BERLIN/FRANKFURT (Reuters) - A bid by Germany’s finance minister to kick-start talks about a European bank reform were reined in on Wednesday by the government, whose spokesman said it had yet to get the backing of coalition partners in Berlin.
Olaf Scholz, a Social Democrat, had outlined changes for the euro zone to complete its stalled banking union reforms, offering a key concession from Germany — conditional backing for a pan-European deposit protection scheme.
But a government spokesman said it had yet to be discussed with ruling partners. The Social Democrats are in a fragile coalition with Angela Merkel’s conservative Christian Democrats, whose seal of approval is needed for Germany to change tack.
Scholz’s offer was designed to break an impasse on a three-pronged reform signed off by European Union leaders in 2012 to shore up the region’s banks and prevent a repeat of the debt crisis.
The first two pillars, making the European Central Bank supervisor and setting up an agency and fund to close ailing banks, are in place. But the third critical element, a single deposit guarantee scheme, has been blocked by Germany.
“We cannot afford a deadlock any longer,” Scholz told an audience in Frankfurt, Germany’s financial capital. “It’s time for a breakthrough.”
But Scholz’s attempt to restart the talks after years of impasse received a tepid welcome.
Speaking to journalists, government spokesman Steffen Seibert said the matter had yet to even be discussed by the government.
Seibert described the proposal as a “contribution to the discussion” and declined to say that the proposals were government policy.
Speaking at a conference in Frankfurt, the European Central Bank’s supervisory chief, Andrea Enria, told the audience he did not expect such a scheme to shield savers to be in place within his term of office, which ends in 2023.
Outlining his plan, Scholz had said that in the event of a bank failure, a three-step mechanism would apply. First, money from the national deposit guarantee scheme would be used.
If those funds are exhausted, a new European deposit insurance fund would provide limited additional liquidity through loans. Beyond that, the home country of the failed bank would have to step in.
Scholz’s suggestion may be hard to accept for conservatives in the coalition government in Berlin, which has been losing ground to eurosceptic party Alternative for Germany.
One senior euro zone official said he was “cautiously optimistic, adding: “For the first time in years, countries are moving their red lines.”
EU rules now guarantee deposits of up to 100,000 euros, a provision meant to strengthen confidence in banks after years of crisis that saw several bailouts.

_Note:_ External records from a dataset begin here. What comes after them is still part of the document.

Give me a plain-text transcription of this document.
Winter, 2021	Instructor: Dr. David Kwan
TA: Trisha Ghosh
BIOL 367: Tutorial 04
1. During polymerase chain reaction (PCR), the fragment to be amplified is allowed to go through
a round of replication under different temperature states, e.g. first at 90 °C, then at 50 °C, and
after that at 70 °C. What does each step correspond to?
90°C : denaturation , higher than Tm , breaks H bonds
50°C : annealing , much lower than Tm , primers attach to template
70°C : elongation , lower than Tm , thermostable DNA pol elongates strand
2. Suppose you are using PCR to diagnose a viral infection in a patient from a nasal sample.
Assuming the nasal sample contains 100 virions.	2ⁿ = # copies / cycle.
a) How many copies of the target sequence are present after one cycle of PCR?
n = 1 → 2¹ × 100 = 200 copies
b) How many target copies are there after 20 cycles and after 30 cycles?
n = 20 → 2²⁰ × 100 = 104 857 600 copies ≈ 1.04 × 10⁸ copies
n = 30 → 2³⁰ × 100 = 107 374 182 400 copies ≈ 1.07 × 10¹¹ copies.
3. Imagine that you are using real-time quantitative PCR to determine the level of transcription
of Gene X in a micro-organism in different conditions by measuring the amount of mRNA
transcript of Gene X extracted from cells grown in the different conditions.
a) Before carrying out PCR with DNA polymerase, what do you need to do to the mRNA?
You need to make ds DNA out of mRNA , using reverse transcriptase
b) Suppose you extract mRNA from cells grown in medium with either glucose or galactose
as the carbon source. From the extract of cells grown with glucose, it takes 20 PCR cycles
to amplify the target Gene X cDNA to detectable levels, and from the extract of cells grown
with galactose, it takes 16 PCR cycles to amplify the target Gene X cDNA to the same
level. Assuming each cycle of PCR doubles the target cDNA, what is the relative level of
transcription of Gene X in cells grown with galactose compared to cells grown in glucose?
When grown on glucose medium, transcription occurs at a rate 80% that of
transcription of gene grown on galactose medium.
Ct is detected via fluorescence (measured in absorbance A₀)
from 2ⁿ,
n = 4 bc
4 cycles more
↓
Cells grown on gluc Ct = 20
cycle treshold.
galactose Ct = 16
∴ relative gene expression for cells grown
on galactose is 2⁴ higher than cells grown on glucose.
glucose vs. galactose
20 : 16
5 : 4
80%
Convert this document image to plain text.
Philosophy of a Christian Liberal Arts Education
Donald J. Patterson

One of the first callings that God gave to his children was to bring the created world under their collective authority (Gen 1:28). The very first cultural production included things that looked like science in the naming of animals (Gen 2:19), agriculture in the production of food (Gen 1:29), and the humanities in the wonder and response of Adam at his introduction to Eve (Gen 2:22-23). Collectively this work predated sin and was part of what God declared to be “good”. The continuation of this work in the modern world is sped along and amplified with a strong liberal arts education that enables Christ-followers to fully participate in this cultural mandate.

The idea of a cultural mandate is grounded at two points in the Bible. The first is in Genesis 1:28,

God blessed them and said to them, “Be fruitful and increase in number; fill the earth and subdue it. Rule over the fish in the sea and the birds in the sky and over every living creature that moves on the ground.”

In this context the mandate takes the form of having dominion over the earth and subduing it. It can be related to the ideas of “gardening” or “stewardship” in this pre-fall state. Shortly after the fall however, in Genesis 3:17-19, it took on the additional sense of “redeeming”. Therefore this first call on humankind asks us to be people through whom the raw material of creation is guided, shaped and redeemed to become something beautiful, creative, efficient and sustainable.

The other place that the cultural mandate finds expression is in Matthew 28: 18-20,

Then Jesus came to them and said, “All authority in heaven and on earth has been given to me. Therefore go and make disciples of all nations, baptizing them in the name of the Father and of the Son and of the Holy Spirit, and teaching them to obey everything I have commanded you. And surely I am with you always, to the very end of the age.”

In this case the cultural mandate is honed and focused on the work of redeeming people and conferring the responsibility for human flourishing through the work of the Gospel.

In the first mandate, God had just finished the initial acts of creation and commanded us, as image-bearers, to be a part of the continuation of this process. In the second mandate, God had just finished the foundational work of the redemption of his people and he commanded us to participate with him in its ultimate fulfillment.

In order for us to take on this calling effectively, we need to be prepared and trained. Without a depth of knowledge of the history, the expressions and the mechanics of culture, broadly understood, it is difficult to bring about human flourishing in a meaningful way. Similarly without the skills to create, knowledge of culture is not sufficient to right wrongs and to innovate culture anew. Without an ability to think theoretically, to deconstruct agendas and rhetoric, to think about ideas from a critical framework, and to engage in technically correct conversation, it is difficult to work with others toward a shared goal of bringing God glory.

But national schemes to insure depositors are considered inadequate to cope with a major banking crisis. Euro zone policymakers believe that an EU backstop, funded by all EU banks, would be the best guarantee.
Some large German banks like Deutsche Bank (DBKGn.DE) and Commerzbank welcomed Scholz’s proposal.
“The timing of the initiative is wisely chosen,” said Martin Zielke, the chief executive officer of Commerzbank.